If signal_queue_fence is specified it will be signaled by the GPU referenced in signal_device_affinity_mask (which must reference a single GPU within the same device group). The signal will trigger as soon as the currently bound render pass or queue has completed all of its work.

Wrapping up

I think that covers most of how our low-level rendering API works with respect to multiple devices, GPUs and command queues.

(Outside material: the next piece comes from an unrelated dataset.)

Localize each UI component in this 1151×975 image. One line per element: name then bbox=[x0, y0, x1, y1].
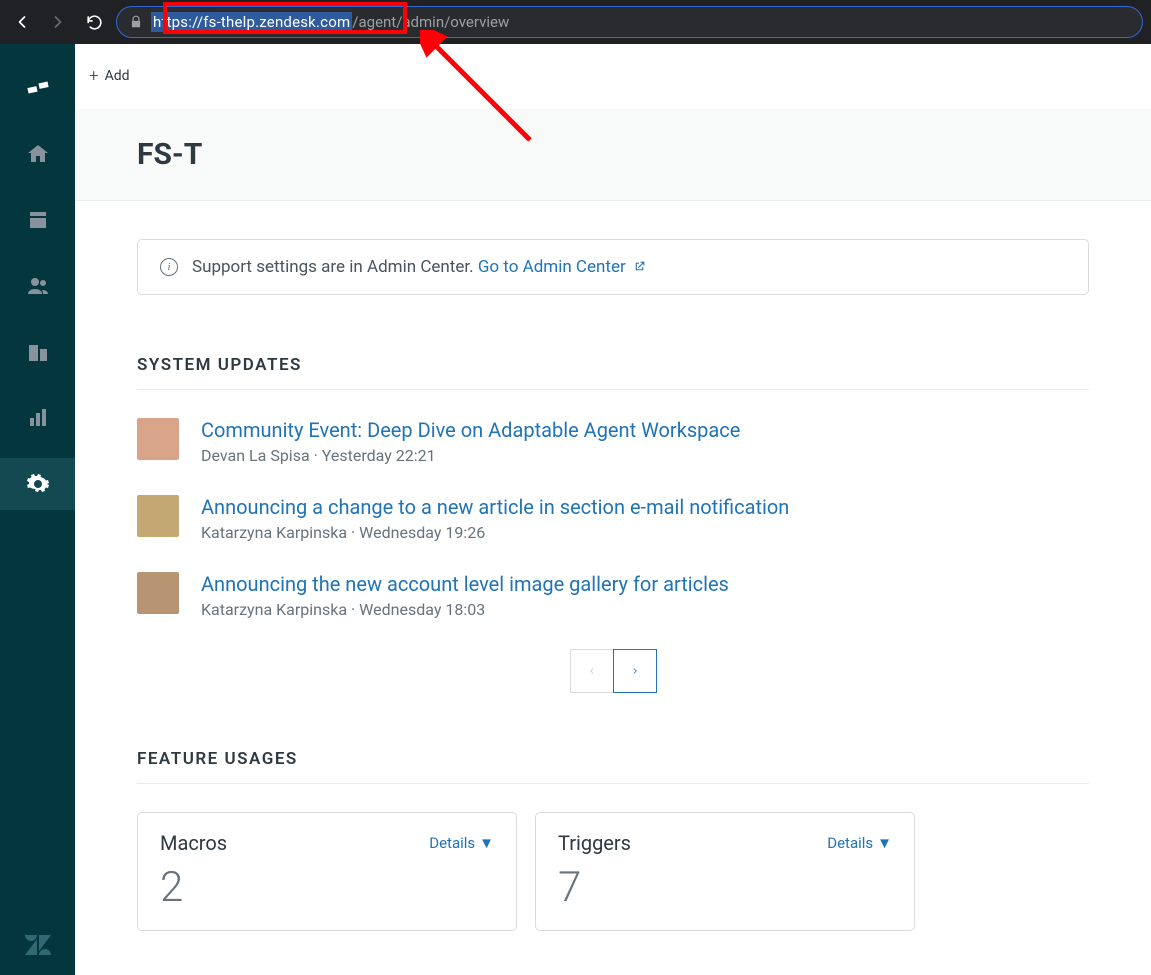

For those of you who have some experience with “asynchronous compute” (or in other ways taking advantage of multiple GPU command queues), this shouldn’t feel too hard or weird. For those of you who hasn’t, this might feel a bit overwhelming and rather hard to get grip of at a first glance. And in a way it is, especially when you get down to the nitty-gritty details. Our ambition though is to try to make it as easy as possible to take advantage of multi-GPU systems in The Machinery, and while we realize that this might not be a high priority for today’s game developers, there are other industries where this is becoming super-important.